Au delà de la « stratégie du bouc émissaire » et des discours anti-immigration : la théorie du « grand remplacement » pour justifier le racisme anti-noir∙e∙s

Non seulement ce discours joue sur la peur en manipulant les chiffres pour désigner un ennemi, mais il est également sous-tendu par le concept de « grand remplacement » qui légitime le racisme par une volonté de protéger l’identité et la culture d’un pays — ce qui pour certains serait plus acceptable qu’une pure hiérarchie des races sans aucun fondement —. Or, cette théorie repose là encore sur des mensonges. Mais tout d’abord, c’est quoi le « grand remplacement » ? Pour faire simple, c’est une thèse qui a été popularisée par l’écrivain et militant politique français d’extrême droite, Renaud Camus qui nous explique qu'il existerait un complot visant à remplacer la population française par les populations étrangères et plus particulièrement les populations africaines (« les Arabes et les Noirs » ). Par la suite, le concept a été repris par de nombreux militants d’extrême droite dont Marine Le Pen, Nicolas Dupont Aignan et bien sûr Éric Zemmour qui en a fait son fond de commerce. Alors que, selon l’INSEE, l’immigration subsaharienne ne représente que 5% de la population française. Ainsi, la théorie du « grand remplacement » n’est qu’une stratégie politique qui joue sur la peur et le ressenti des gens afin de détourner l’attention d’une crise ou bien fédérer pendant une élection. Pire encore, elle vide complètement l’immigration de son sens historique et politique. Pour reprendre le cas tunisien, l’immigration subsaharienne dans cette zone du Maghreb n’est pas arrivée là par hasard. L’histoire du racisme anti-noir∙e∙s dans cette région, c’est aussi l’histoire de la traite arabo-musulmane qui a duré plusieurs siècles mais qui est pourtant régulièrement occultée de l’historiographie. Dans le cas de la Tunisie, sa position géographique la tient à l’écart des grands axes du commerce transsaharien.
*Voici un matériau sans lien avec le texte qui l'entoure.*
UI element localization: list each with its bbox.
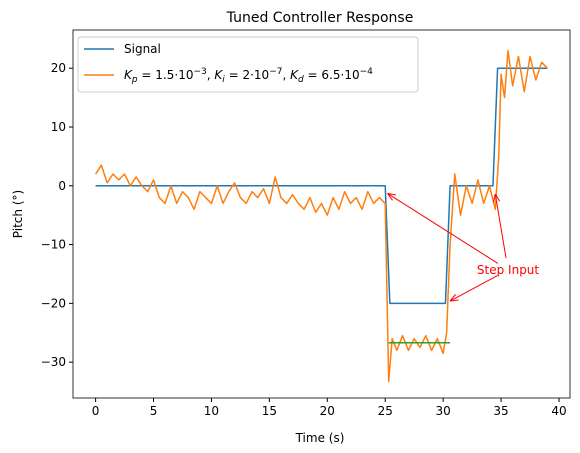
y-tick-label: 10 xyxy=(51,120,66,134)
series-line xyxy=(94,49,548,383)
x-tick-label: 40 xyxy=(551,404,566,418)
legend-label: Signal xyxy=(124,42,161,56)
annotation-text: Step Input xyxy=(477,263,540,277)
x-tick-label: 25 xyxy=(378,404,393,418)
x-tick-label: 0 xyxy=(92,404,100,418)
y-tick-label: 20 xyxy=(51,61,66,75)
annotation-arrow xyxy=(388,193,499,264)
legend-label: Kp​ = 1.5·10−3​, Ki​ = 2·10−7​, Kd​ = 6.… xyxy=(124,67,373,85)
legend-box xyxy=(77,36,419,93)
x-tick-label: 35 xyxy=(493,404,508,418)
x-tick-label: 15 xyxy=(262,404,277,418)
x-tick-label: 5 xyxy=(150,404,158,418)
y-tick-label: −30 xyxy=(41,355,66,369)
annotation-arrow xyxy=(450,275,498,301)
chart-title: Tuned Controller Response xyxy=(226,10,414,26)
y-tick-label: 0 xyxy=(58,179,66,193)
x-tick-label: 20 xyxy=(320,404,335,418)
x-axis-label: Time (s) xyxy=(295,431,345,445)
annotation-arrow xyxy=(495,194,507,259)
x-tick-label: 10 xyxy=(204,404,219,418)
y-tick-label: −10 xyxy=(41,238,66,252)
axes-frame xyxy=(72,29,571,399)
x-tick-label: 30 xyxy=(436,404,451,418)
y-axis-label: Pitch (°) xyxy=(11,190,25,238)
legend: Signal Kp​ = 1.5·10−3​, Ki​ = 2·10−7​, Kd… xyxy=(77,36,419,93)
y-tick-label: −20 xyxy=(41,296,66,310)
L’esclavage est donc la raison principale de l’arrivée de populations noires dont on a forcé l’assimilation sur son territoire et qui a duré jusqu’en 1846. Néanmoins, les anciens esclaves continuent d’être officieusement exploités par la suite et plusieurs clichés racistes vont perdurer. La présence de Tunisien∙ne∙s noir∙e∙s a donc une logique historique qui est complètement déformée par les propos de Kaïs Saïd. C’est ainsi que l’on assiste à des réactions xénophobes mais également à des violences qui sont purement négrophobes. Plus que la peur de l’étranger, dans cette conception le problème c’est les Noir∙e∙s.

L’exemple tunisien illustre donc parfaitement en quoi un discours anti-immigration qui manipule l’histoire afin d’exalter les passions, tout en jouant sur la peur et les frustrations d’une population en pleine crise, est extrêmement dangereux car cela légitime la violence envers les minorités visées par cette « stratégie du bouc émissaire », qui n’est finalement qu’une rhétorique de politique politicienne sans réalité empirique.